Sunday, December 6, 2009

The Wrong Advice

People value guidance in their lives. They watch the morning news to check out the weather. They listen in to radio talk shows to gain some perspective. They read Bibles, Korans, Gitas and the works of Martha Stuart. Then there is Oprah...Dr. Phil... and psychics.

Still, for whatever baffling reason, I find that people ask me for advice.

My problem is that I am a good listener. I am one of those generally 'polite' people who will lend an ear to someones troubles. I've done quite a bit of that as a bartender over the years. And I think its become something of a habit.

I dont give bad advice exactly. It's just that most people who turn to me for guidance avoid asking me about stuff that I'm good at and ask me about things that I need more guidance about than they do.

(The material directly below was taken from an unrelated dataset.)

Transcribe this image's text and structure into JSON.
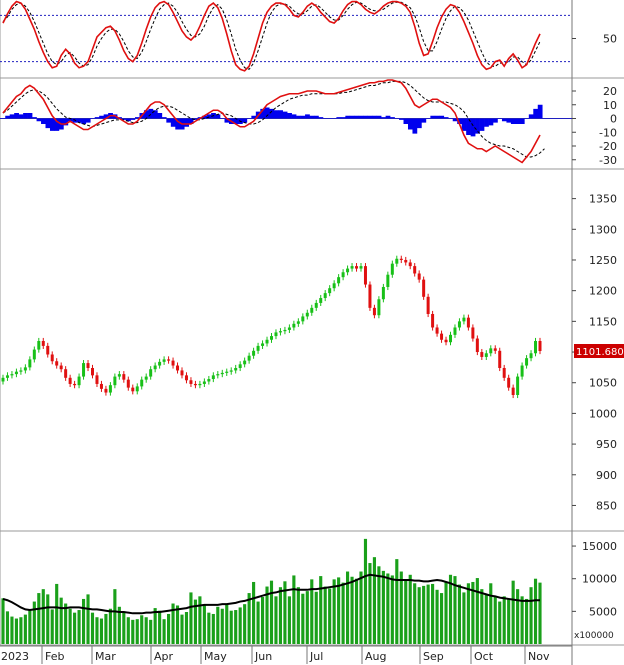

Over the years I have owned and operated a number of different restaurants and businesses. I've had a chance to learn the ropes, earn my stripes and discover firsthand what works and what doesnt. Naturally, no one ever asks me about any of that. And if I give them an opinion ... they dont want to hear it. I guess everyone has to learn the hard way...like I did.

What most people talk to me about are personal relationships...girlfriends, boyfriends...and marriages. Now, lets see...I am divorced and was married for a total of 4 months. Most of my girfriends ran off with someone else. In one case the guy was 25 years older than myself. Maybe he had some good advice for her.

The point is...I quite obviously dont know anything at all about relationships. Actually, in my own, I am always asking other people what they think...which I have found to be a terrible idea. One of my good friends advised me to dump a girl I was dating...and when I did...he married her.

Maybe none of us should be looking for advice. And maybe that is the best advice I can give.

I have never gotten good advice from a lawyer but I certainly got charged enough for it. Perhaps I should start billing people when they ask me to give them advice...

"Gee Scott. My girlfriend doesnt like that I go out with the guys as much as I do. What's your take on that?"

"Stay home. Or take her out with the guys."

"Huh? Wha? No man...seriously."

"@#$%. Ok. Well if you really love your girlfriend and value your relationship together then you need to give some thought to why this is important to her. Is she worried you arent going to remain faithful in your relationship? Does she simply want to spend more time with you? Are you being selfish? Is there an underlying reason that you spend an inordinate amount of time..."

"Uh ... dude...she's just wrong right?"

"... Ok. My advice then is that you buy her a cat. Spend the next month out carousing with your boys looking for another girlfriend...cause you're gonna need one. Oh...and that will be 150 dollars, thank you."

As bad as that is...its much worse for me when someone asks me for advice on a question of ethics or morals. Clearly, everyone has their own set of rules. People certainly dont want to abide by mine. If you have to ask me a question like that then you already know the answer...you just want me to be your scapegoat. I'll tell you to be good. So dont ask me if you dont want to be.

Sure there are things that I know a lot about...but you have to ask me for advice on those things and not on things that leave me clueless. Women. That's a whole subject that you shouldnt be asking me about ... ever.

I am not a compass. I have no idea where true north is. The best I can do is tell you how to navigate by the stars, the seat of your pants and by heart.

But, take it from me...that's the wrong advice.

1 comment:

Lightheaded1 said...

Perhaps advice should be preceded by a disclaimer which must be read in full before the advice can be proffered. After about three pages of legalese the person seeking advice would just say, "Ah, to hell with it. Give me another drink."

Good post Brother Free. Always a pleasure.